B.C. doubles the amount of money available through new rural development fund

The provincial government is doubling funding for an economic diversification fund it created a few months ago after it failed to meet the needs of a similar fund created by the previous government.

Brenda Bailey, Department of Employment, Economic Development and Innovation, announced on Tuesday (April 11) that the government will invest up to $66 million in rural economic diversification and infrastructure programmes.

Bailey made the announcement near the Kamloops area, where Tkemlups te Secwepemc’s economic development company will receive $100,000 to expedite the development of 230 acres within its reserve.

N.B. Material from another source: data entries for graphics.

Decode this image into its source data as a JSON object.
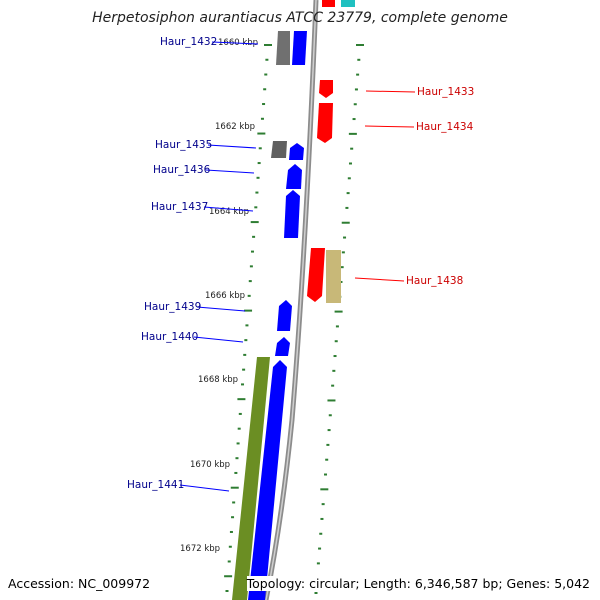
{
  "title": "Herpetosiphon aurantiacus ATCC 23779, complete genome",
  "footer": {
    "accession": "Accession: NC_009972",
    "topology": "Topology: circular; Length: 6,346,587 bp; Genes: 5,042"
  },
  "colors": {
    "gene_blue": "#0000ff",
    "gene_red": "#ff0000",
    "gene_gray": "#808080",
    "gene_olive": "#6b8e23",
    "gene_khaki": "#c8b878",
    "gene_teal": "#20c0c0",
    "backbone": "#999999",
    "tick_green": "#2e7d32",
    "label_blue": "#00008b",
    "label_red": "#cc0000"
  },
  "axis": {
    "kbp_labels": [
      "1660 kbp",
      "1662 kbp",
      "1664 kbp",
      "1666 kbp",
      "1668 kbp",
      "1670 kbp",
      "1672 kbp"
    ]
  },
  "genes": [
    {
      "name": "Haur_1432",
      "strand": "left"
    },
    {
      "name": "Haur_1433",
      "strand": "right"
    },
    {
      "name": "Haur_1434",
      "strand": "right"
    },
    {
      "name": "Haur_1435",
      "strand": "left"
    },
    {
      "name": "Haur_1436",
      "strand": "left"
    },
    {
      "name": "Haur_1437",
      "strand": "left"
    },
    {
      "name": "Haur_1438",
      "strand": "right"
    },
    {
      "name": "Haur_1439",
      "strand": "left"
    },
    {
      "name": "Haur_1440",
      "strand": "left"
    },
    {
      "name": "Haur_1441",
      "strand": "left"
    }
  ]
}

The provincial government first announced REDIP on November 15 with an initial budget of $33 million to promote economic diversification, clean economy opportunities and infrastructure in rural BC

The top-up announcement comes less than two weeks before Bailey announced $10 million for the Island Coastal Economic Trust pending legislative changes in the fall of 2023. ICET advocates have been lobbying for $150 million in funding as the fund enters its final fiscal year with less than $1 million in its coffers.

Adam Olsen of BC Greens, which represents Saanich North and the Islands, said at the time that the additional funding put ICET’s future “on track,” adding that it was only a matter of time before it faced closure.

ICET was launched in 2006 by the former BC Liberals to support economic diversification and growth on Vancouver Island (minus the Greater Victoria community, but parts of the Capital Region) and the coastal region opposite East Vancouver Island (minus the Lower Mainland).

Since its inception, the community has directly attracted more than $300 million in new investment by leveraging ICET’s $55 million in funding, according to its 2021-22 annual report.

ICET was one of three economic development funds set up by the previous government, which received $10 million, the others being the Northern Development Initiative Trust Fund and the Southern Inland Economic Trust Fund.

The current provincial government also announced the BC Manufacturing Employment Fund in early 2023, initially at $90 million, which has since doubled to $180 million to support communities affected by forestry closures.

Bailey said the funds were not competing with each other.

“These funds actually work well together,” she said.

REDIP has a different perspective in accepting applications from local governments, regions, Aboriginal communities and organisations, Aboriginal development companies and non-profit organisations. At the same time, the jobs fund supports businesses looking to add more value to their products, she said.

Meanwhile, funds like ICET allow community members to identify specific opportunities within their communities and fund them directly, Bailey said.

All of these funds demonstrate the government’s commitment to supporting rural British Columbia, she added.

Olson wasn’t so sure.

“Island and coastal communities are competing with those rural communities who can also get funding from their regional trusts,” he said during a question period in late February. “It’s puzzling that the Minister believes she offers a viable, long-term, sustainable alternative. And that’s not even mentioning the fact that REDIP funds provincial priorities while ICET funds local ones.”

Bailey responded that she was not implying that REDIP would replace ICET.

“There are many different ways that economic development can be promoted,” she said.